3 MATERIAL E MÉTODOS

Para analisar a abordagem da toxoplasmose nos livros didáticos de Biologia utilizados nas escolas públicas brasileiras, foram avaliadas as coleções aprovadas pela comissão integrante do Programa Nacional do Livro Didático, divulgadas no Guia de Livros Didáticos PNLEM – 2012, destinadas ao uso no triênio 2012-2013 (MEC, 2011). Todas são compostas por três volumes, e doravante a referência a elas será feita através das letras que as precedem na Tabela 1.

Tabela 1 – Identificação, em ordem alfabética de autoria, das coleções didáticas aprovadas pelo Programa Nacional do Livro Didático (MEC, 2011).

Identificação Obra

A AMABIS, J. M. & MARTHO, G. R. Biologia. Editora Moderna, São Paulo, 2010.

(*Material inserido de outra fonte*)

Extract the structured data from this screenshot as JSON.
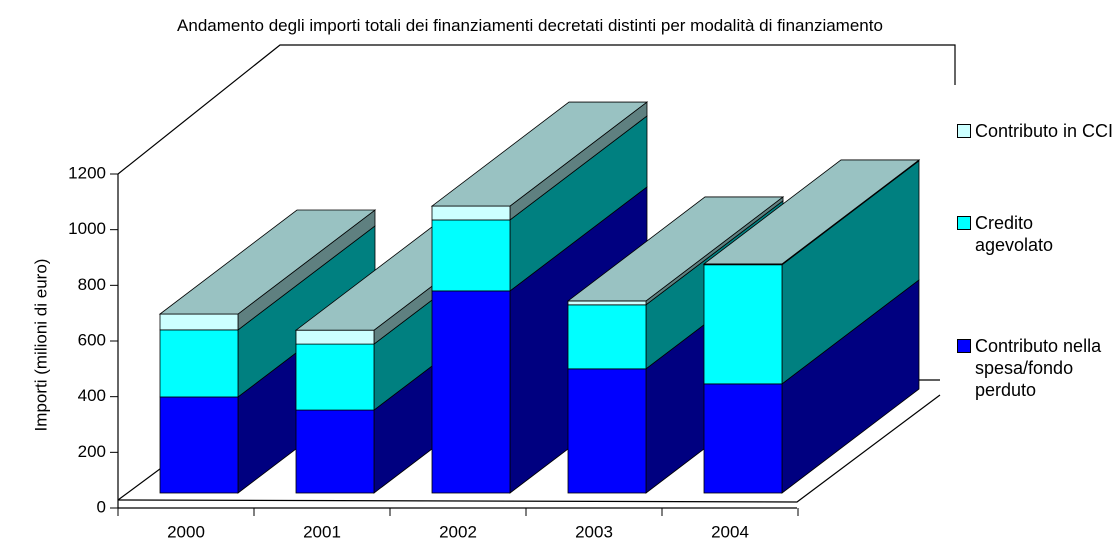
{
  "chart_data": {
    "type": "bar3d_stacked",
    "title": "Andamento degli importi totali dei finanziamenti decretati distinti per modalità di finanziamento",
    "y_label": "Importi (milioni di euro)",
    "categories": [
      "2000",
      "2001",
      "2002",
      "2003",
      "2004"
    ],
    "series": [
      {
        "name": "Contributo nella spesa/fondo perduto",
        "color": "#0000ff",
        "side": "#000080",
        "top": "#3333cc",
        "values": [
          345,
          298,
          726,
          446,
          392
        ]
      },
      {
        "name": "Credito agevolato",
        "color": "#00ffff",
        "side": "#008080",
        "top": "#66cccc",
        "values": [
          241,
          237,
          255,
          230,
          428
        ]
      },
      {
        "name": "Contributo in CCI",
        "color": "#ccffff",
        "side": "#5f8080",
        "top": "#99c2c2",
        "values": [
          57,
          50,
          50,
          14,
          3
        ]
      }
    ],
    "ylim": [
      0,
      1200
    ],
    "yticks": [
      0,
      200,
      400,
      600,
      800,
      1000,
      1200
    ]
  }
}
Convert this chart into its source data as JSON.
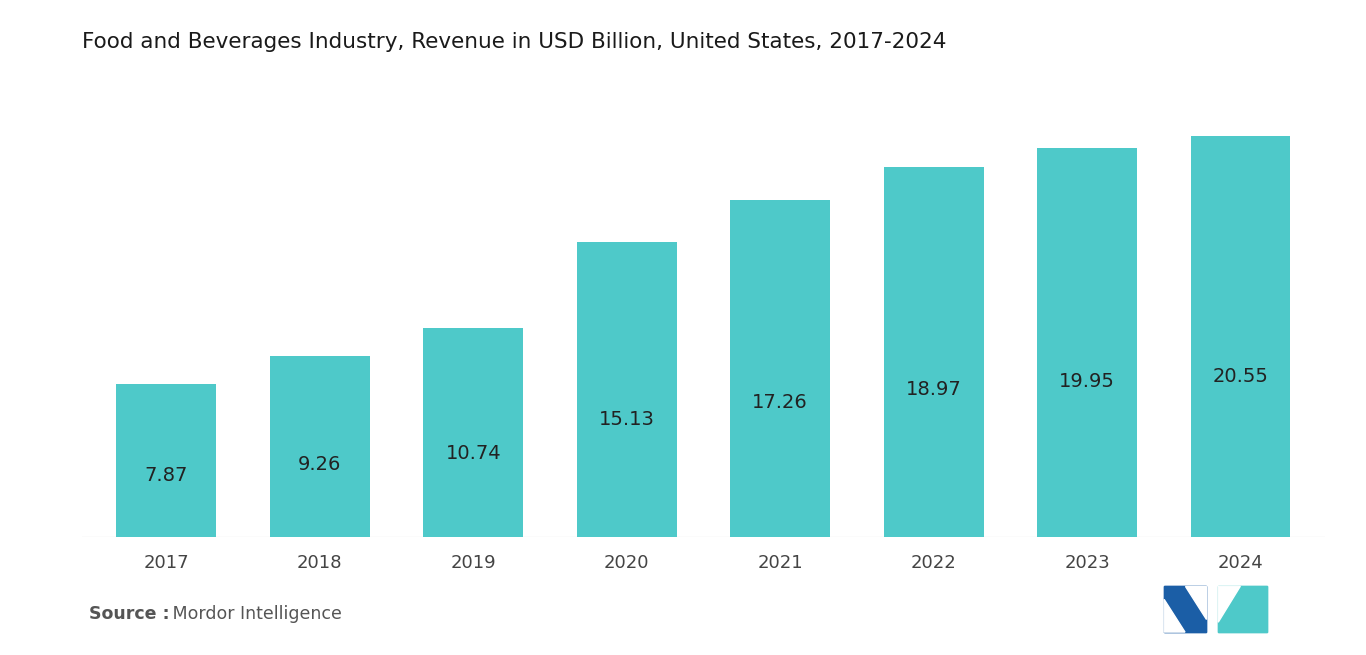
{
  "title": "Food and Beverages Industry, Revenue in USD Billion, United States, 2017-2024",
  "categories": [
    "2017",
    "2018",
    "2019",
    "2020",
    "2021",
    "2022",
    "2023",
    "2024"
  ],
  "values": [
    7.87,
    9.26,
    10.74,
    15.13,
    17.26,
    18.97,
    19.95,
    20.55
  ],
  "bar_color": "#4EC9C9",
  "background_color": "#ffffff",
  "label_color": "#222222",
  "title_fontsize": 15.5,
  "label_fontsize": 14,
  "tick_fontsize": 13,
  "source_bold": "Source :",
  "source_normal": " Mordor Intelligence",
  "source_color": "#555555",
  "ylim": [
    0,
    23.5
  ],
  "logo_dark_blue": "#1B5EA6",
  "logo_teal": "#4EC9C9"
}
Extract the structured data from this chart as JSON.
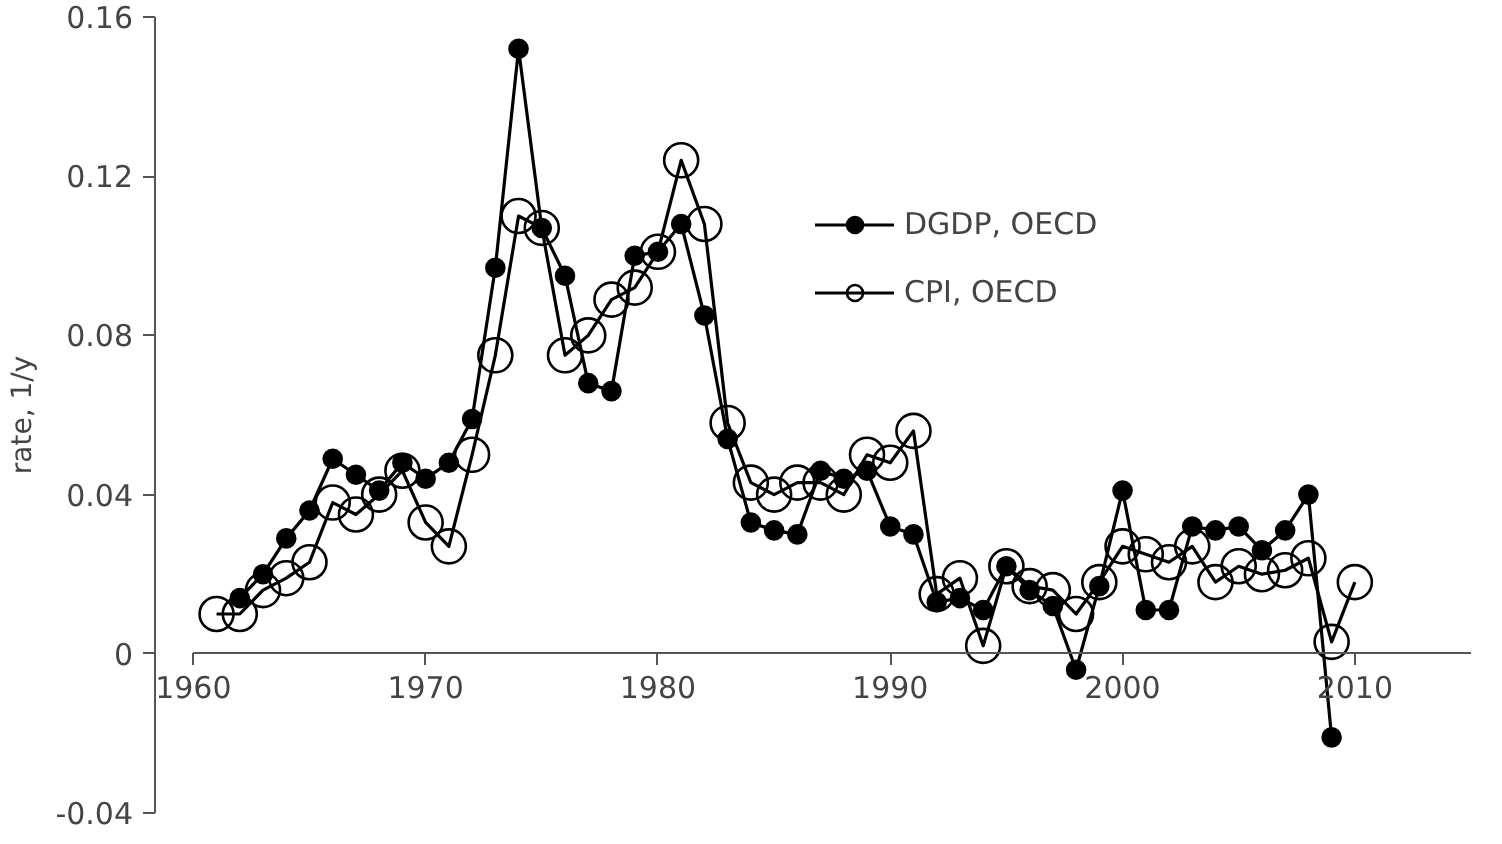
{
  "chart_data": {
    "type": "line",
    "ylabel": "rate, 1/y",
    "xlim": [
      1960,
      2015
    ],
    "ylim": [
      -0.04,
      0.16
    ],
    "xticks": [
      1960,
      1970,
      1980,
      1990,
      2000,
      2010
    ],
    "yticks": [
      {
        "value": -0.04,
        "label": "-0.04"
      },
      {
        "value": 0,
        "label": "0"
      },
      {
        "value": 0.04,
        "label": "0.04"
      },
      {
        "value": 0.08,
        "label": "0.08"
      },
      {
        "value": 0.12,
        "label": "0.12"
      },
      {
        "value": 0.16,
        "label": "0.16"
      }
    ],
    "grid": false,
    "legend": "top right",
    "marker": "circle",
    "line_style": "solid",
    "series": [
      {
        "name": "DGDP, OECD",
        "color": "#000000",
        "x": [
          1962,
          1963,
          1964,
          1965,
          1966,
          1967,
          1968,
          1969,
          1970,
          1971,
          1972,
          1973,
          1974,
          1975,
          1976,
          1977,
          1978,
          1979,
          1980,
          1981,
          1982,
          1983,
          1984,
          1985,
          1986,
          1987,
          1988,
          1989,
          1990,
          1991,
          1992,
          1993,
          1994,
          1995,
          1996,
          1997,
          1998,
          1999,
          2000,
          2001,
          2002,
          2003,
          2004,
          2005,
          2006,
          2007,
          2008,
          2009
        ],
        "values": [
          0.014,
          0.02,
          0.029,
          0.036,
          0.049,
          0.045,
          0.041,
          0.048,
          0.044,
          0.048,
          0.059,
          0.097,
          0.152,
          0.107,
          0.095,
          0.068,
          0.066,
          0.1,
          0.101,
          0.108,
          0.085,
          0.054,
          0.033,
          0.031,
          0.03,
          0.046,
          0.044,
          0.046,
          0.032,
          0.03,
          0.013,
          0.014,
          0.011,
          0.022,
          0.016,
          0.012,
          -0.004,
          0.017,
          0.041,
          0.011,
          0.011,
          0.032,
          0.031,
          0.032,
          0.026,
          0.031,
          0.04,
          -0.021
        ]
      },
      {
        "name": "CPI, OECD",
        "color": "#000000",
        "x": [
          1961,
          1962,
          1963,
          1964,
          1965,
          1966,
          1967,
          1968,
          1969,
          1970,
          1971,
          1972,
          1973,
          1974,
          1975,
          1976,
          1977,
          1978,
          1979,
          1980,
          1981,
          1982,
          1983,
          1984,
          1985,
          1986,
          1987,
          1988,
          1989,
          1990,
          1991,
          1992,
          1993,
          1994,
          1995,
          1996,
          1997,
          1998,
          1999,
          2000,
          2001,
          2002,
          2003,
          2004,
          2005,
          2006,
          2007,
          2008,
          2009,
          2010
        ],
        "values": [
          0.01,
          0.01,
          0.016,
          0.019,
          0.023,
          0.038,
          0.035,
          0.04,
          0.046,
          0.033,
          0.027,
          0.05,
          0.075,
          0.11,
          0.107,
          0.075,
          0.08,
          0.089,
          0.092,
          0.101,
          0.124,
          0.108,
          0.058,
          0.043,
          0.04,
          0.043,
          0.043,
          0.04,
          0.05,
          0.048,
          0.056,
          0.015,
          0.019,
          0.002,
          0.022,
          0.017,
          0.016,
          0.01,
          0.018,
          0.027,
          0.025,
          0.023,
          0.027,
          0.018,
          0.022,
          0.02,
          0.021,
          0.024,
          0.003,
          0.018
        ]
      }
    ]
  }
}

B BIZZO, N. Novas bases da Biologia. Editora Ática, São Paulo, 2011.

C LINHARES, S. V. & GEWANDSNAJDER, F. Biologia Hoje. Editora Ática, São Paulo, 2010.

D LOPES, S. & ROSSO, S. Bio. Editora Saraiva, São Paulo, 2010.

E MENDONÇA, V. & LAURENCE, J. Biologia para a nova geração. Editora Nova Geração, São Paulo, 2010.

F PEZZI, A.; GOWDAK, D. O. & MATTOS, N. S. Coleção Biologia. Editora FTD, São Paulo, 2010.

G SANTOS, F. S.; AGUILAR, J. B. V.; OLIVEIRA, M. M. A. Ser Protagonista – Biologia.

Edições SM, São Paulo, 2010.

H SILVA JÚNIOR, C.; SASSON, S. & CALDINI JÚNIOR, N. Biologia. Editora Saraiva, São Paulo, 2010.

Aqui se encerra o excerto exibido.